There's a loyalty factor.
There's a sheer revenue factor
and they would love to have that model
as part of their effort to keep sales growing.
- [Narrator] But in other ways, Walmart's e-commerce efforts
look very Walmart.
The best example, Buy Online Pick Up In Store.
- For Walmart, Buy Online and Pick Up In Store
has been one of their major successes.
It's also been a major part of their e-commerce growth
that counts as part of their e-commerce sales.
And that's a huge growth driver for them.
- But for some delivery is still more convenient.
Amazon, which offers delivery in as little as five hours
in some cases is often the fastest option here.
It's able to do this in part
by having more than 380 fulfillment centers worldwide.
Walmart has just 31 dedicated e-commerce fulfillment centers
but the company uses more than 3,500 of its stores
to send out online orders.
And it plans to attach around a 100 smaller
fulfillment centers to existing stores
in the next few years,
some of which are already in operation.
- Walmart is really trying to leverage stores
to catch up to Amazon on e-commerce.
Sort of ironically because they have the goods
in those stores.
And they're trying to use those stores
increasingly as sort of hubs for delivery.
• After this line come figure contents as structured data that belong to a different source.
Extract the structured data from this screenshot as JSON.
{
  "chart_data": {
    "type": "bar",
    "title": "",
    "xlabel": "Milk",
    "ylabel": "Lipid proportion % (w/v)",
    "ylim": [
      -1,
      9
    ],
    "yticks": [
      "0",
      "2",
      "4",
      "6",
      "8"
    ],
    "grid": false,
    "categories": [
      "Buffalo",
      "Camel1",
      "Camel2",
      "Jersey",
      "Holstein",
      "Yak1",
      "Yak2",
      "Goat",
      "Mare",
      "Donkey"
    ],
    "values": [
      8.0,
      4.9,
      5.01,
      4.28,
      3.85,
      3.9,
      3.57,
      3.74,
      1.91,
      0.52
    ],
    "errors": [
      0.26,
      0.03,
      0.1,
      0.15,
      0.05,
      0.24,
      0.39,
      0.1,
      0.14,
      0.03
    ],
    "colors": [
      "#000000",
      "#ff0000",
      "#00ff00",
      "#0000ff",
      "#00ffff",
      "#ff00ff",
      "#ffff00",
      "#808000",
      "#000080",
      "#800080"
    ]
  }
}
- An example of that is Walmart's Inhome Delivery service
which brings orders from the store
straight into a shopper's home or fridge.
Walmart says this service will be available
to around 30 million homes by the end of this year.
But all of these efforts cost money.
And for Walmart, retail isn't enough.
- They wanna find some other profitable revenue pools
to do things like build lots of fulfillment warehouses
to offer fast shipping.
- [Narrator] That's something Amazon does well.
The company is now the third largest digital advertiser
after Google and Facebook.
Ad sales brought in $31 billion for the company last year.
Walmart which recorded 1.6 billion in ad sales last year
sees this as an opportunity.
- Walmart has really emphasized
building an advertising business.
They have hired a bunch of people.
They've restructured that side of their business
over the last few years
because they want to have another profitable revenue source.
Just like Amazon.
- [Narrator] It's clear, this competition
is changing Walmart and Amazon.
Shoppers don't need to go into a Walmart
to shop with the company nor do they need to trust Amazon
to pick out the right avocado for them
and low prices and fast delivery are now expected from both
but will these companies ever really be the same?
- I think that Amazon and Walmart
are getting more similar in some ways,
but they're so fundamentally different
in where they came from.
- [Narrator] Walmart, with its background in physical stores
is now using those to help grow its e-commerce business.
While Amazon is using the money it makes
from its digital offerings to support its physical growth.
- So they're crossing each other's paths.
They're getting on each other's turf,
but they're not the same.
- [Narrator] Even if the two
are starting to look more and more similar.